One infamous example of this has been Linux with NFS. For historical reasons certain local I/O operations are not interruptible. For instance, the mkdir(2) system call is not interruptible, which you can verify from its man page by observing that this system call cannot return EINTR. On a normal system the worst case situation for mkdir would be a few disk seeks, which isn't exactly fast but isn't the end of the world either. On a networked filesystem like NFS this operation can involve network RPC calls that can block, potentially forever. This means that if you get the right kind of horkage under NFS, a program that calls mkdir(2) can get stuck in the dreaded uninterruptible sleep state forever. When this happens there's no way to kill the process and the operator has to either live with this zombie-like process or reboot the system. The Linux kernel programmers could "fix" this by making the mkdir(2) system call interruptible so that mkdir(2) could return EINTR. However, historical Unix system since the dawn of time don't return EINTR for this system call so Linux adopts the same convention.

This was actually a big problem for us at my first job out of college at Yelp. At the time we had just taken the radical step of moving images out of MySQL tables storing the raw image data in a BLOB column, and had moved the images into NFS served from cheap unreliable NFS appliances. Under certain situations the NFS servers would lock up and processes accessing NFS would start entering uninterruptible sleep as they did various I/O operations. When this happened, very quickly (e.g. in a minute or two) every single Apache worker would service a request handler doing one of these I/O operations, and thus 100% of the Apache workers would become stuck in the uninterruptible sleep state. This would quite literally bring down the entire site until we rebooted everything. We eventually "solved" this problem by dropping the NFS dependency and moving things to S3.

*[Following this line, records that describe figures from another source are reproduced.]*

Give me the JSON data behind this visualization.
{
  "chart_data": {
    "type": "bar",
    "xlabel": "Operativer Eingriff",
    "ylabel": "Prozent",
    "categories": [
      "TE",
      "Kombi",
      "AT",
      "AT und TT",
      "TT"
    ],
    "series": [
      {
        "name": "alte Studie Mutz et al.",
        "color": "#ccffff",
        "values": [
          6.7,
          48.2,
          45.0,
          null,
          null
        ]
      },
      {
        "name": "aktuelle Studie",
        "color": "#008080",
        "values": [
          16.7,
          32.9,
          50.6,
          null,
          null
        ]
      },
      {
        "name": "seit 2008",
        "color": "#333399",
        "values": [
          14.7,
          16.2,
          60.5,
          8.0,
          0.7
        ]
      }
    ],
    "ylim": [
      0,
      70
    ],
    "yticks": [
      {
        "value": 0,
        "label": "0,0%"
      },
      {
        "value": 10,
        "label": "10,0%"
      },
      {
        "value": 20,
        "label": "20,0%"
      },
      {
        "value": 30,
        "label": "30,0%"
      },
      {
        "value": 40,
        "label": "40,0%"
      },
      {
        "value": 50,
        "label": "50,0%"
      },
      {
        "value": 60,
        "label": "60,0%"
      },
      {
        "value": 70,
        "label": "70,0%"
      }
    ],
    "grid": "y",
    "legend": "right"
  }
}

Another fun fact about the uninterruptible sleep state is that occassionally it may not be possible to strace a process in this state. The man page for the ptrace system call notes that under rare circumstances attaching to a process using the ptrace system call can cause the traced process to be interrupted. If the process is in uninterruptible sleep then the process can't be interrupted, which will cause the strace process itself to hang forever. Remarkably, it appears that the ptrace(2) system call is itself uninterruptible, which means that if this happens you may not be able to kill the strace process!

Tonight I learned about a "new" feature in Linux: the TASK_KILLABLE state. This is sort of a compromise between processes in interruptible sleep and processes in uninterruptible sleep. A process in the TASK_KILLABLE state still cannot be interrupted in the usual sense (i.e. you can't force the system call to return EINTR); however, processes in this state can be killed. This means that, for instance, processes doing I/O over NFS can be killed if they get into a wedged state. Not all system calls implement this state, so it's still possible to get stuck unkillable processes for some system calls, but it's certainly an improvement over the previous situation. As usual LWN has a great article on the subject including information about the historical semantics of uinterruptible sleep on Linux.